New legislation would change this. The IRS Data Verification Modernization Act of 2017, recently introduced in Congress by Rep. Patrick McHenry (R-NC) and Sen. Cory Booker (D-NJ), would set up an application programming interface (API) at the IRS.
This API would turn a cumbersome, manual process into an automated one. An API would allow the agency to provide your transcripts the instant you give your authorization. Credit providers would then have more information to make better decisions about your approval and rate. This could cut financial fraud and improve credit prices, speed and access for everyone.
Here’s how it would work
Right now, you can file what’s called a 4506-T form with the IRS. This form gives the IRS permission to send summarized transcripts of your tax returns to a third party, like a lender. It might take weeks to provide the information. It can happen quicker, but often only if you can afford to pay a private expeditor to speed things up. Lenders use these transcripts to confirm the details of your application, but it’s usually too late to factor them into your approval or rate in the first place.
Current technology makes this unnecessary. An API is essentially a specification that allows one program to request data from another one, securely and in real time. If you’re reading this article, or if you’ve ever used Facebook or gotten directions on your phone, you can thank an API. They’re commonplace — already enjoying widespread adoption and usage across the internet and our financial system.
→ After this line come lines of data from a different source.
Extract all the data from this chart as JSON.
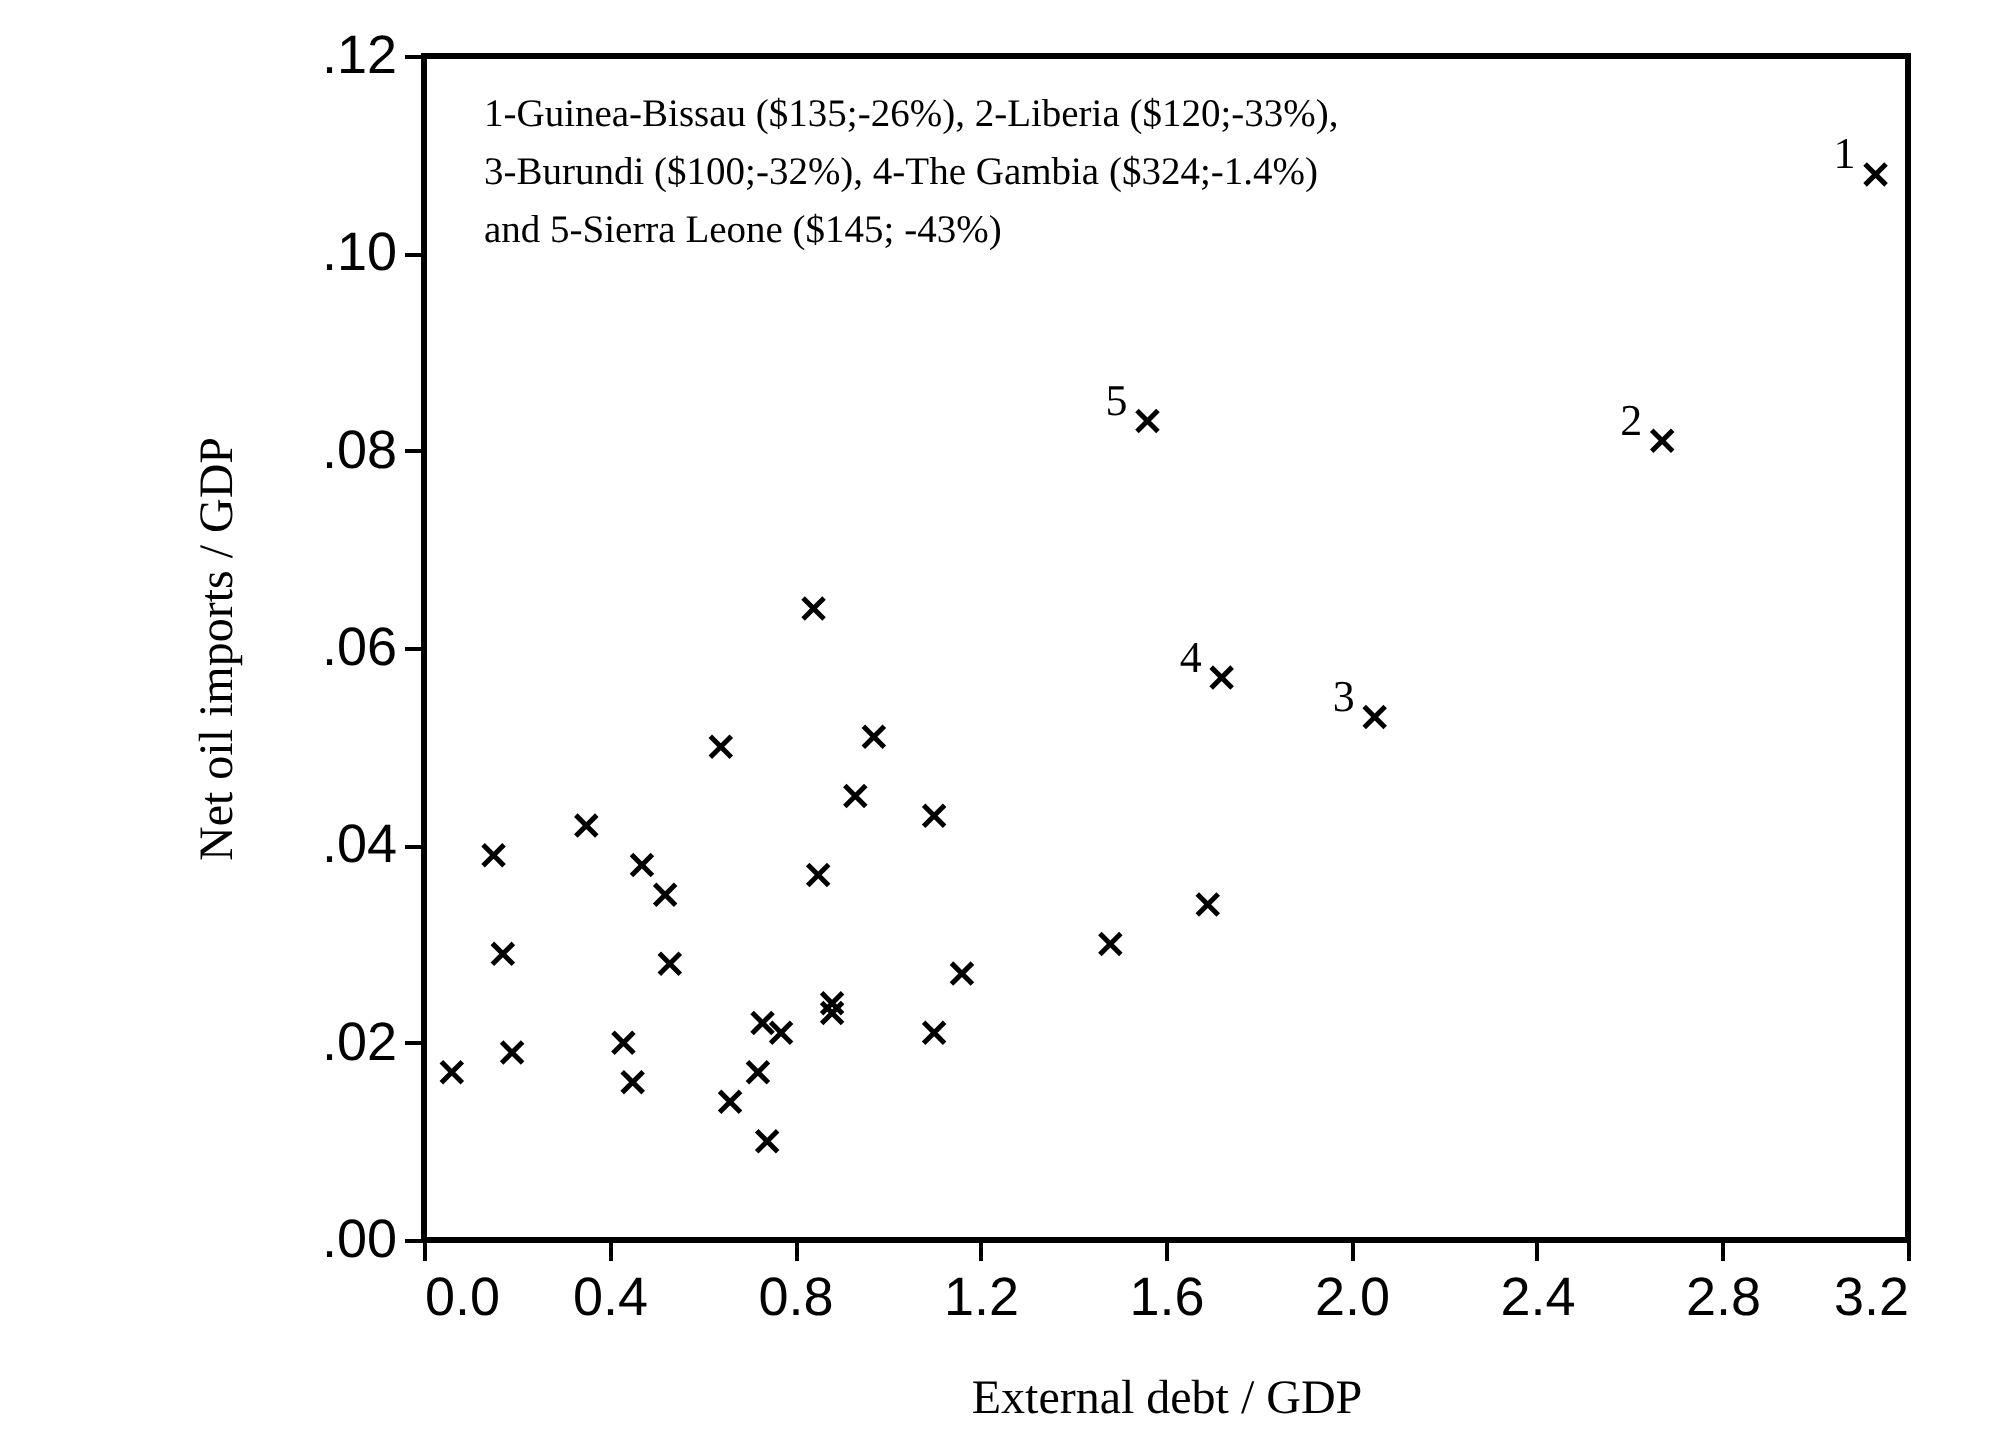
{
  "chart_data": {
    "type": "scatter",
    "xlabel": "External debt / GDP",
    "ylabel": "Net oil imports / GDP",
    "x": [
      0.06,
      0.15,
      0.17,
      0.19,
      0.35,
      0.43,
      0.45,
      0.47,
      0.52,
      0.53,
      0.64,
      0.66,
      0.72,
      0.73,
      0.74,
      0.77,
      0.84,
      0.85,
      0.88,
      0.88,
      0.93,
      0.97,
      1.1,
      1.1,
      1.16,
      1.48,
      1.69,
      1.72,
      2.05,
      1.56,
      2.67,
      3.13
    ],
    "series": [
      {
        "color": "#000000",
        "values": [
          0.017,
          0.039,
          0.029,
          0.019,
          0.042,
          0.02,
          0.016,
          0.038,
          0.035,
          0.028,
          0.05,
          0.014,
          0.017,
          0.022,
          0.01,
          0.021,
          0.064,
          0.037,
          0.024,
          0.023,
          0.045,
          0.051,
          0.043,
          0.021,
          0.027,
          0.03,
          0.034,
          0.057,
          0.053,
          0.083,
          0.081,
          0.108
        ]
      }
    ],
    "xlim": [
      0,
      3.2
    ],
    "ylim": [
      0,
      0.12
    ],
    "xticks": [
      {
        "value": 0,
        "label": "0.0"
      },
      0.4,
      0.8,
      1.2,
      1.6,
      {
        "value": 2,
        "label": "2.0"
      },
      2.4,
      2.8,
      3.2
    ],
    "yticks": [
      {
        "value": 0,
        "label": ".00"
      },
      {
        "value": 0.02,
        "label": ".02"
      },
      {
        "value": 0.04,
        "label": ".04"
      },
      {
        "value": 0.06,
        "label": ".06"
      },
      {
        "value": 0.08,
        "label": ".08"
      },
      {
        "value": 0.1,
        "label": ".10"
      },
      {
        "value": 0.12,
        "label": ".12"
      }
    ],
    "marker": "cross",
    "grid": false,
    "legend": false,
    "annotations": [
      "1-Guinea-Bissau ($135;-26%), 2-Liberia ($120;-33%),\n3-Burundi ($100;-32%), 4-The Gambia ($324;-1.4%)\nand 5-Sierra Leone ($145; -43%)",
      {
        "text": "1",
        "x": 3.13,
        "y": 0.108
      },
      {
        "text": "2",
        "x": 2.67,
        "y": 0.081
      },
      {
        "text": "3",
        "x": 2.05,
        "y": 0.053
      },
      {
        "text": "4",
        "x": 1.72,
        "y": 0.057
      },
      {
        "text": "5",
        "x": 1.56,
        "y": 0.083
      }
    ]
  }
}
Like the U.K. and the EU, the United States is seeing a digital transformation across its financial services industry.
Setting up the API that the legislation calls for would have huge results. For example, you could get a better rate on a mortgage because your lender could have instant access to more information to price your loan more accurately. If you were teetering on the edge of a bad credit score, it could mean getting a loan when you otherwise wouldn’t.
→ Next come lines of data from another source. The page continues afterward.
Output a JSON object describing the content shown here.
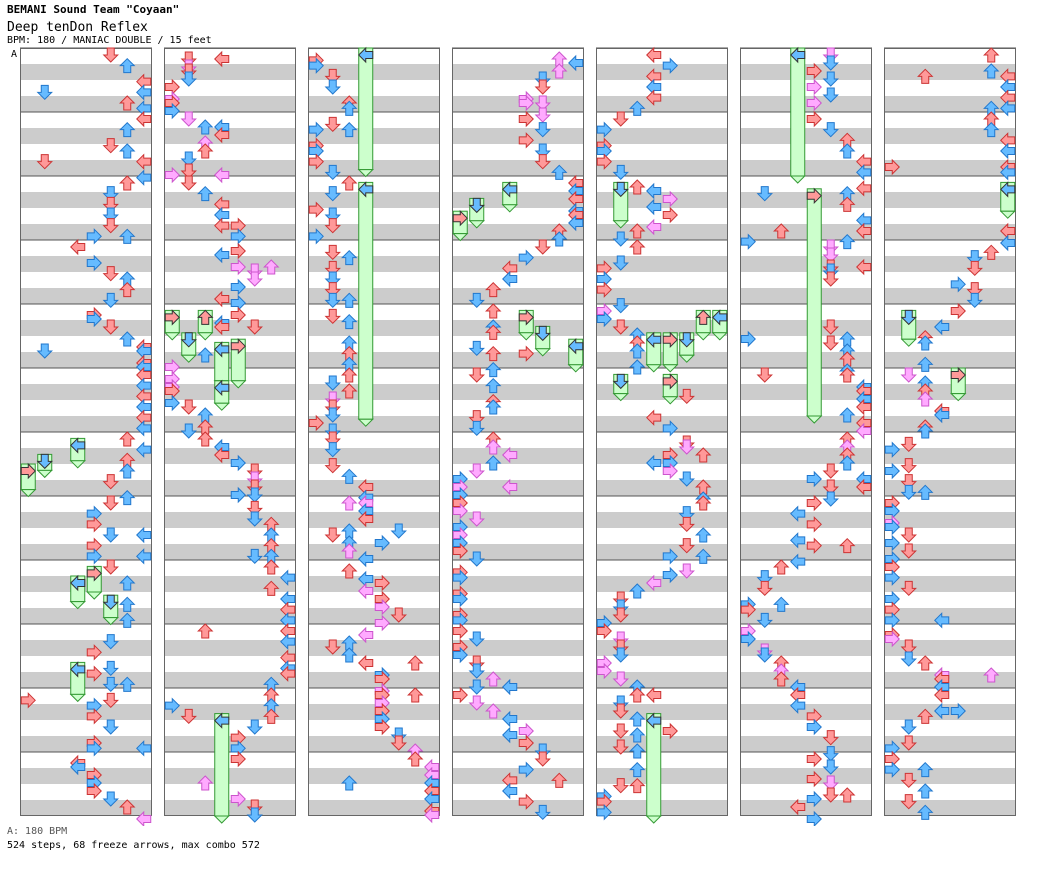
{
  "header": {
    "artist": "BEMANI Sound Team \"Coyaan\"",
    "title": "Deep tenDon Reflex",
    "info": "BPM: 180 / MANIAC DOUBLE / 15 feet"
  },
  "chart": {
    "bpm_marker_label": "A",
    "columns": 7,
    "measures_per_column": 12,
    "lanes": 8,
    "colors": {
      "quarter": "#ff9999",
      "eighth": "#66bbff",
      "sixteenth": "#ffaaff",
      "freeze": "#ccffcc",
      "shock_like": "#66ee66",
      "stripe": "#cccccc",
      "border": "#666666"
    },
    "freezes": [
      {
        "c": 0,
        "lane": 0,
        "start": 6.5,
        "end": 6.9
      },
      {
        "c": 0,
        "lane": 1,
        "start": 6.35,
        "end": 6.6
      },
      {
        "c": 0,
        "lane": 3,
        "start": 6.1,
        "end": 6.45
      },
      {
        "c": 0,
        "lane": 3,
        "start": 8.25,
        "end": 8.65
      },
      {
        "c": 0,
        "lane": 4,
        "start": 8.1,
        "end": 8.5
      },
      {
        "c": 0,
        "lane": 5,
        "start": 8.55,
        "end": 8.9
      },
      {
        "c": 0,
        "lane": 3,
        "start": 9.6,
        "end": 10.1
      },
      {
        "c": 1,
        "lane": 0,
        "start": 4.1,
        "end": 4.45
      },
      {
        "c": 1,
        "lane": 1,
        "start": 4.45,
        "end": 4.8
      },
      {
        "c": 1,
        "lane": 2,
        "start": 4.1,
        "end": 4.45
      },
      {
        "c": 1,
        "lane": 3,
        "start": 4.6,
        "end": 5.2
      },
      {
        "c": 1,
        "lane": 4,
        "start": 4.55,
        "end": 5.2
      },
      {
        "c": 1,
        "lane": 3,
        "start": 5.2,
        "end": 5.55
      },
      {
        "c": 1,
        "lane": 3,
        "start": 10.4,
        "end": 12.0
      },
      {
        "c": 2,
        "lane": 3,
        "start": 0.0,
        "end": 1.9
      },
      {
        "c": 2,
        "lane": 3,
        "start": 2.1,
        "end": 5.8
      },
      {
        "c": 3,
        "lane": 0,
        "start": 2.55,
        "end": 2.9
      },
      {
        "c": 3,
        "lane": 1,
        "start": 2.35,
        "end": 2.7
      },
      {
        "c": 3,
        "lane": 3,
        "start": 2.1,
        "end": 2.45
      },
      {
        "c": 3,
        "lane": 4,
        "start": 4.1,
        "end": 4.45
      },
      {
        "c": 3,
        "lane": 5,
        "start": 4.35,
        "end": 4.7
      },
      {
        "c": 3,
        "lane": 7,
        "start": 4.55,
        "end": 4.95
      },
      {
        "c": 4,
        "lane": 1,
        "start": 2.1,
        "end": 2.7
      },
      {
        "c": 4,
        "lane": 3,
        "start": 4.45,
        "end": 4.95
      },
      {
        "c": 4,
        "lane": 4,
        "start": 4.45,
        "end": 4.95
      },
      {
        "c": 4,
        "lane": 4,
        "start": 5.1,
        "end": 5.45
      },
      {
        "c": 4,
        "lane": 1,
        "start": 5.1,
        "end": 5.4
      },
      {
        "c": 4,
        "lane": 5,
        "start": 4.45,
        "end": 4.8
      },
      {
        "c": 4,
        "lane": 6,
        "start": 4.1,
        "end": 4.45
      },
      {
        "c": 4,
        "lane": 7,
        "start": 4.1,
        "end": 4.45
      },
      {
        "c": 4,
        "lane": 3,
        "start": 10.4,
        "end": 12.0
      },
      {
        "c": 5,
        "lane": 3,
        "start": 0.0,
        "end": 2.0
      },
      {
        "c": 5,
        "lane": 4,
        "start": 2.2,
        "end": 5.75
      },
      {
        "c": 6,
        "lane": 7,
        "start": 2.1,
        "end": 2.55
      },
      {
        "c": 6,
        "lane": 1,
        "start": 4.1,
        "end": 4.55
      },
      {
        "c": 6,
        "lane": 4,
        "start": 5.0,
        "end": 5.4
      }
    ]
  },
  "footer": {
    "bpm_line": "A: 180 BPM",
    "stats": "524 steps, 68 freeze arrows, max combo 572"
  }
}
Leveling the playing field would be especially helpful for small businesses. It’s common for entrepreneurs to run a large balance on personal credit cards to get their business going, leading to a lower credit score. If they seek a business loan to consolidate this debt or grow their companies, they have trouble getting anything but the worst terms. A 4506-T API would mean the credit provider could consider more comprehensive financial data. They could see, for instance, that an applicant has been growing steadily and maintaining a stable profit margin.
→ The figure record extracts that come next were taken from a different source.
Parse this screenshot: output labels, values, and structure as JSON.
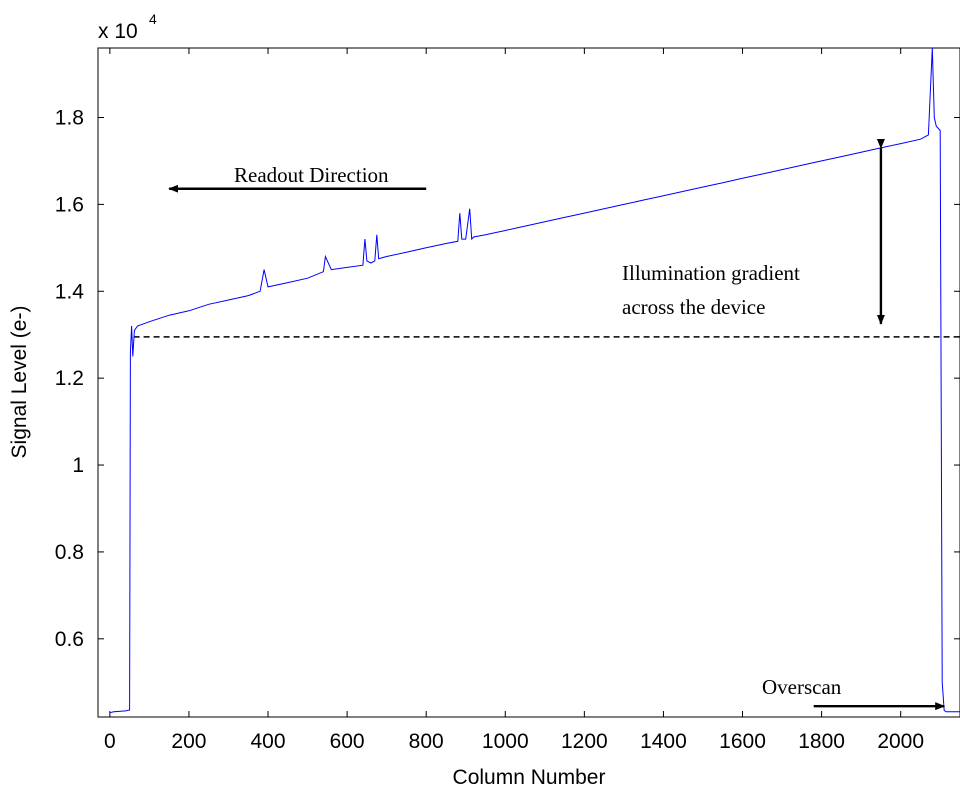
{
  "chart_data": {
    "type": "line",
    "title": "",
    "xlabel": "Column Number",
    "ylabel": "Signal Level (e-)",
    "exponent_label": {
      "base": "x 10",
      "power": "4"
    },
    "xlim": [
      -30,
      2150
    ],
    "ylim": [
      0.42,
      1.96
    ],
    "x_ticks": [
      0,
      200,
      400,
      600,
      800,
      1000,
      1200,
      1400,
      1600,
      1800,
      2000
    ],
    "x_tick_labels": [
      "0",
      "200",
      "400",
      "600",
      "800",
      "1000",
      "1200",
      "1400",
      "1600",
      "1800",
      "2000"
    ],
    "y_ticks": [
      0.6,
      0.8,
      1.0,
      1.2,
      1.4,
      1.6,
      1.8
    ],
    "y_tick_labels": [
      "0.6",
      "0.8",
      "1",
      "1.2",
      "1.4",
      "1.6",
      "1.8"
    ],
    "grid": false,
    "line_color": "#0000ff",
    "series": [
      {
        "color": "#0000ff",
        "x": [
          0,
          10,
          40,
          50,
          52,
          55,
          58,
          62,
          70,
          100,
          150,
          200,
          250,
          300,
          350,
          380,
          390,
          400,
          450,
          500,
          540,
          545,
          560,
          600,
          640,
          645,
          650,
          660,
          670,
          675,
          680,
          700,
          750,
          800,
          850,
          880,
          885,
          890,
          900,
          910,
          915,
          920,
          950,
          1000,
          1050,
          1100,
          1150,
          1200,
          1250,
          1300,
          1350,
          1400,
          1450,
          1500,
          1550,
          1600,
          1650,
          1700,
          1750,
          1800,
          1850,
          1900,
          1950,
          2000,
          2050,
          2070,
          2080,
          2085,
          2090,
          2100,
          2105,
          2110,
          2115,
          2130,
          2150
        ],
        "y": [
          0.43,
          0.432,
          0.434,
          0.436,
          1.26,
          1.32,
          1.25,
          1.31,
          1.32,
          1.33,
          1.345,
          1.355,
          1.37,
          1.38,
          1.39,
          1.4,
          1.45,
          1.41,
          1.42,
          1.43,
          1.445,
          1.48,
          1.45,
          1.455,
          1.46,
          1.52,
          1.47,
          1.465,
          1.47,
          1.53,
          1.475,
          1.48,
          1.49,
          1.5,
          1.51,
          1.515,
          1.58,
          1.52,
          1.52,
          1.59,
          1.52,
          1.525,
          1.53,
          1.54,
          1.55,
          1.56,
          1.57,
          1.58,
          1.59,
          1.6,
          1.61,
          1.62,
          1.63,
          1.64,
          1.65,
          1.66,
          1.67,
          1.68,
          1.69,
          1.7,
          1.71,
          1.72,
          1.73,
          1.74,
          1.75,
          1.76,
          1.96,
          1.8,
          1.78,
          1.77,
          0.5,
          0.435,
          0.432,
          0.432,
          0.432
        ]
      }
    ],
    "reference_line": {
      "y": 1.295,
      "x_start": 60,
      "x_end": 2150,
      "style": "dashed",
      "color": "#000000"
    },
    "annotations": [
      {
        "text": "Readout Direction",
        "arrow": {
          "x_from": 800,
          "x_to": 150,
          "y": 1.636
        }
      },
      {
        "text_lines": [
          "Illumination gradient",
          "across the device"
        ],
        "arrow": {
          "x": 1950,
          "y_from": 1.73,
          "y_to": 1.325,
          "double": true
        }
      },
      {
        "text": "Overscan",
        "arrow": {
          "x_from": 1780,
          "x_to": 2110,
          "y": 0.445
        }
      }
    ]
  }
}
Similar models across the Atlantic
The API proposed by Rep. McHenry and Sen. Booker is just the start. Other places around the world are beginning to adopt more comprehensive initiatives that expand access to financial data through innovation.
For example, by early next year, the United Kingdom will implement its Open Banking measures, which will enable people and small businesses to share their transactional-level current account data securely between banks and third parties through an API. This will transform the borrowing process by making credit assessment faster and more efficient, and reduce the likelihood of fraud, among other benefits.
This is in addition to the business data already available through Companies House, which serves as a central national repository that anyone can access for business information, including financial statements. Today, credit providers rely on this information, along with other data, to assess applications. In fact, the U.K. has had a public register of companies since 1844, but we have nothing comparable in the United States on a national level.
The European Union is instituting its own data access framework with the revised Payment Services Directive (PSD2), which requires banks to open up APIs by 2018 to give third-party providers access to their customers’ accounts. The directive aims to drive increased innovation, transparency and competition in payments and other financial services.
Like the U.K. and the EU, the United States is seeing a digital transformation across its financial services industry. People and businesses are seeking new options, enabled by technology, for making payments, getting loans, managing their budgets and more. But unlike our neighbors, we have no plan for getting our financial data, which these new services depend on, out of its current chokehold.
Setting up a 4506-T API at the IRS does not require legislation. But the IRS has been unable or unwilling to make it a priority to date, and, in fact, a similar measure in the previous Congress failed to garner enough support to pass.
It’s encouraging to see the bipartisan support this current bill has received so far in both houses of Congress. As our economy speeds ahead, we must ensure that this important tech update does not get left by the wayside.